Anyway, back to Mills. He is a finesse lefty, not a blow-away pitcher. He's thrown just over 1,100 pitches captured by PITCHf/x (or by public PITCHf/x, anyway -- teams are rolling the system out in minor-league parks, but we don't have that data), and his fastball clocked in at 86 mph on average. His main secondary pitch is a changeup, which bodes well for him as a starter who needs a weapon against right-handed batters. There's been about an 11 mph gap between the fastball and the change in the past. His breaking pitch is a curve.

Another part of this is that Mills is not on the 40-man, so the A's will need to make a move to get him there. The most obvious one is putting Raul Alcantara on the 60-day disabled list. He's out until at least the middle of next year after Tommy John surgery in May, so there's no real reason to lose a player, or at least risk losing a player, if the team doesn't have to. But if they want to lose a player, I guess there's always Jeff Francis.

Another another part of this (my transitions game is crazy good right now, unstoppable) is why did the A's acquire Brad Mills at all? I guess for $1, the deal is unbeatable. My grandpa would go down to the Naval Exchange or to Costco and if he saw something on deep discount, he'd buy it. He had no idea what he was going to do with the damn thing half the time, but he couldn't resist a steal. I'm not sure he ever bought a Christmas present consciously in his life, in fact -- come the end of the year, he'd look at the stuff he'd gathered throughout the year and start giving it away. Which, come to think of it, isn't such a bad strategy! I don't know why I'm playing this like it's some goofy wackadoodle approach to shopping and life when it seems pretty clear that he had it all figured out. Not so unlike Billy Beane!

So that's one possible explanation, that Mills is just here because he's here and he won't be joining the 40-man any time soon so much as sitting around and waiting for an opportunity if it arises. Except if that's the case, why would the Brewers trade Mills to the A's at all? Doug Melvin is effectively doing two favors, one for Beane, a general manager in the other league who finds himself short a starting pitcher, and one for Mills, a Triple-A lifer who hoped for a shot with the Brewers but who is staring up at a pretty solid rotation ahead of him and who'd be better off in another organization. In that case, Mills doesn't wind up on the A's unless he's going to wind up on the A's. Oh, and there's also

I'm fairly sure Rosenthal tweeted that before word came out about Pomeranz's hand, so at the time we were all a little mystified, but it later made total sense.
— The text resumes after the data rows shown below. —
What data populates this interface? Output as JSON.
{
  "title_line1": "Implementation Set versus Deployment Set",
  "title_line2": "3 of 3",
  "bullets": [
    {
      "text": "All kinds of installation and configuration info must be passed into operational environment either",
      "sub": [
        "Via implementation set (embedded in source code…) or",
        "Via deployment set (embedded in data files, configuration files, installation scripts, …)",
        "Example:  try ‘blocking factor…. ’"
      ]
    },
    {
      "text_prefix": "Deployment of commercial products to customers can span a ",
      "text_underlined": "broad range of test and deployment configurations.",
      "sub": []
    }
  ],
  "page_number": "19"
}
Except that there is this guy Dan Straily. Remember him? Pop-up prospect, sub-4 ERA in 2013 with solid periperhals, gave up homers at a whiplash-inducing rate over his first seven starts this year, got demoted to go work on it? In seven post-demotion starts, he's striking out a batter per inning, walking 3.5 per nine (a rate much higher than his previous high-minors work), and still giving up homers, actually -- four in 45 innings isn't an astounding number, but it's double his 2012-13 rate. Still, this works out to a 3.55 ERA in the PCL. Stats aren't everything in the minors. They may not even be most of the thing. They may may be even less of a thing when someone has struggled with a particular aspect of their game and is sent down to work on it. Which is all to say: if the A's think Straily isn't ready to come up, well, who am I to dissent?

Oh, and Evan Scribner is in Oakland for the next few days, until the A's need his spot for Pomeranz's replacement in the rotation. Welcome back, Scrumbles.